If you are looking for a good daily city commuter, with need for utility, these Rangers can't be beat. The rear suspension has the leaf springs installed over the axle, which is great for hauling heavy loads, which is not found on any other truck in this class. The trade-off is that the ride height is quite high, and there is a lot of body roll. Make sure you look for anti-sway bars if purchasing this truck.
If you are looking for performance out of this vehicle, the 3.0L V6 is not the way to go. The 3.0L is a common run of the mill midsize V6 with a pushrod valve train. It is a good work engine with lots of low end torque, but there is no aftermarket to improve this engine. The 4.0L is a much better choice for performance, or if even more power is needed, the 2.3L turbo engines, and 5.0L Ford V8s drop in quite easily. The transmission has lots of spacing between gears, which is good for towing, but bad for performance. 3.73 or 4.10 rear end gears improve off-the-line acceleration greatly. In terms of street handling performance, this truck is terrible. The front I-beam suspension is ancient, conveys little road feel to the driver, and does not respond well with the road. The 98+ rangers have a revised front suspension which make them handle much better on the street. The rear leaf springs are not very stiff, and there is lots of axle sway. Anti-sway bars help quite a bit. The shocks all around are very soft, not good at all for street performance. The open differential also hinders grip and thus performance. I believe all trucks after 95 came standard with anti lock brakes. Make sure you get anti lock brakes, as when stopping, weight transfers to the front of the vehicle and the rear wheels lock, anti lock brakes solve this problem. The stopping distance of my truck is acceptable.

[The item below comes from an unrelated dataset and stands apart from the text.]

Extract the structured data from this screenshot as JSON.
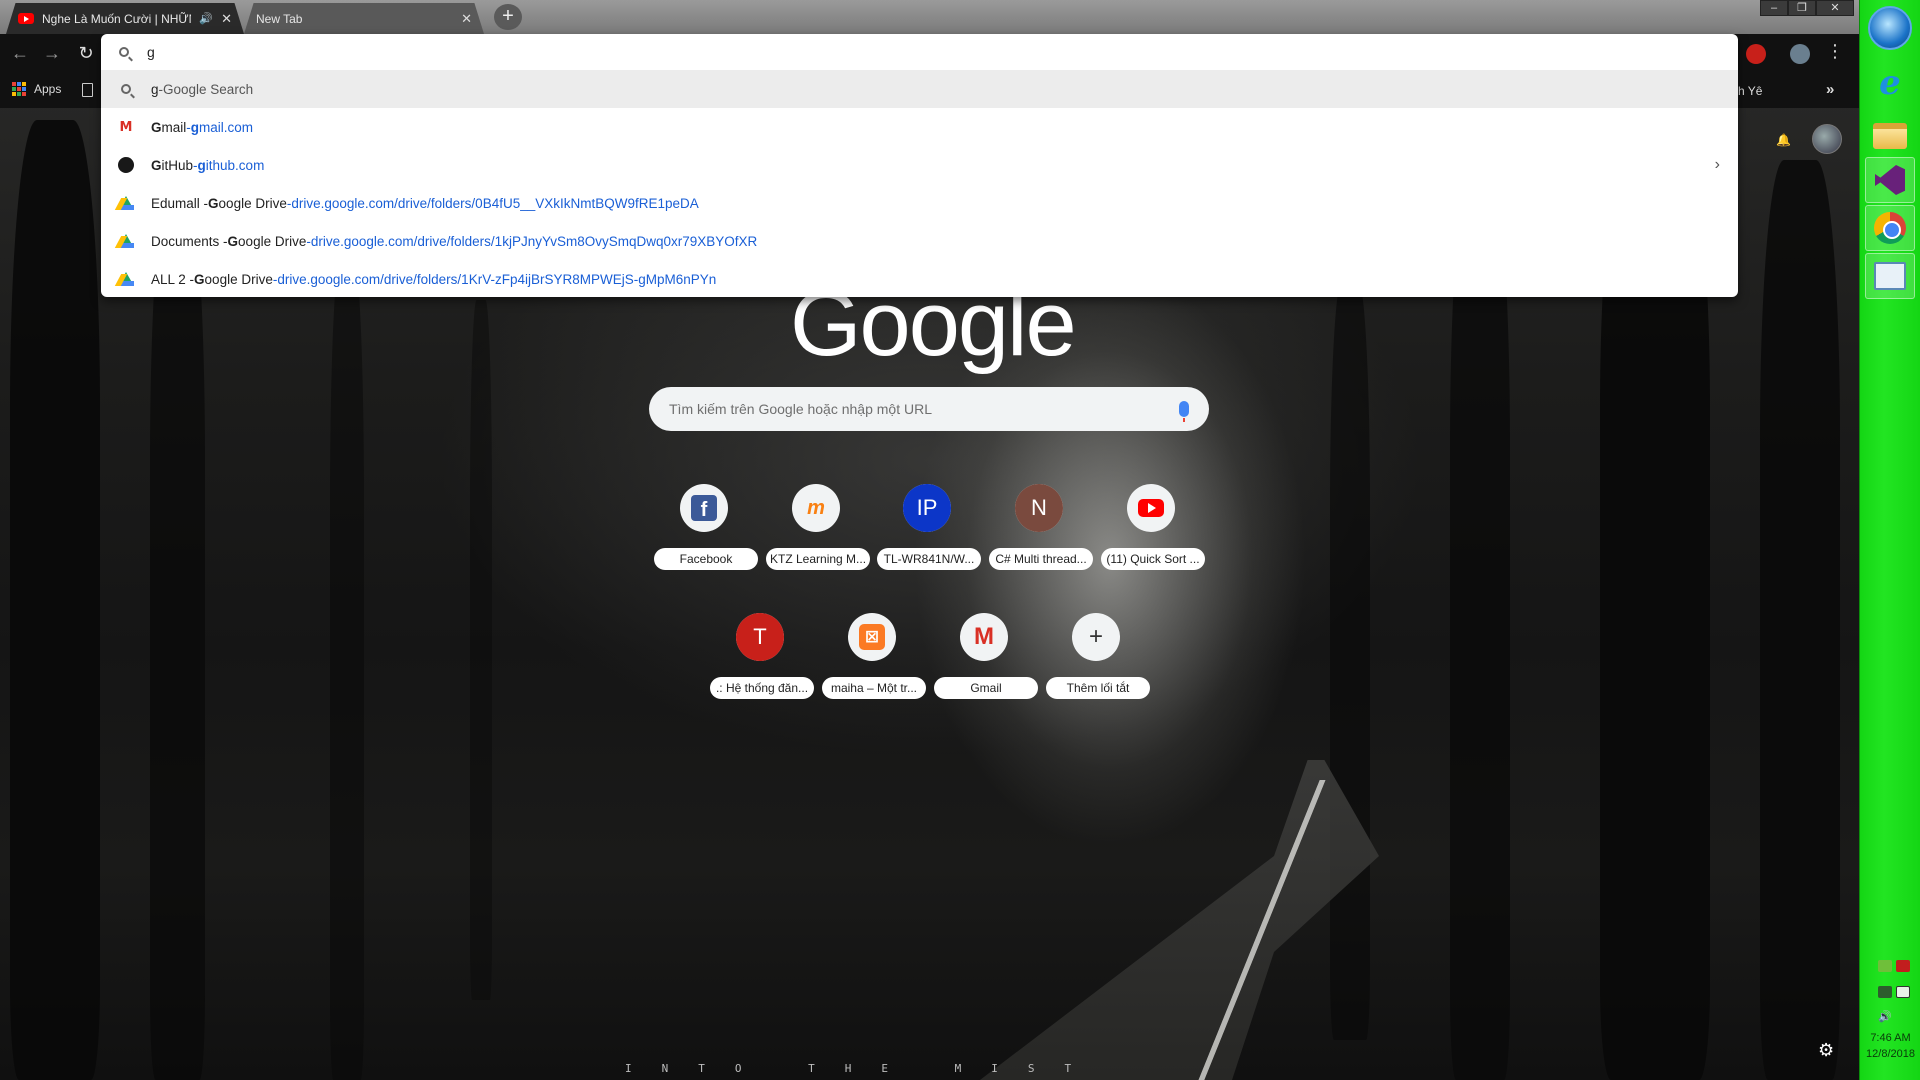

Reliability is a rather strong suit of this vehicle. I had some freak electrical problems, including a heating problem that was incredibly expensive to fix, but these are just freak incidents. It is unlikely many other vehicles will have these problems. The starter is on its way out, but that is quite common in any vehicle getting to be 6 or 7 years old. One thing I noticed is that the accessory belts need to be replaced quite often. I'm not sure if that is common with all Rangers. Mechanically, this truck has held up very well. I learned to drive standard on it, and I drive it quite hard, but the engine and drivetrain of these little trucks are rock solid.
The interior is very nice, and more attractive in my opinion then any other compact pickup except for the new Nissan Frontiers. The regular cab may be a bit cramped for anyone over 6 feet. I have taken 15 hour drives in this vehicle and have been fine.
This is not a good vehicle for winter driving. Because the drive wheels are in the rear, and the vast majority of the weight is in the front, traction in adverse conditions is horrible. Without a limited slip differential, you must drift into other lanes when passing, for accelerating over a snow drift causes the vehicle to spin out very easily. Winter tires and over 100 lbs of weight in the box are an absolute must. 4X4 models with larger tires and limited slip would be competent winter trucks.
Safety is a concern with this truck. Without anti lock brakes, a limited slip differential and good tires, the truck does very poorly in adverse conditions. The poor setup of the suspension, and large amount of body roll mean this truck rolls easier than most in its class, and accident avoidance is worse. On the other hand, the Ranger has always come out on top in crash tests, including a recent offset crash test. Drivers side airbag came standard in 97, while passenger side was optional.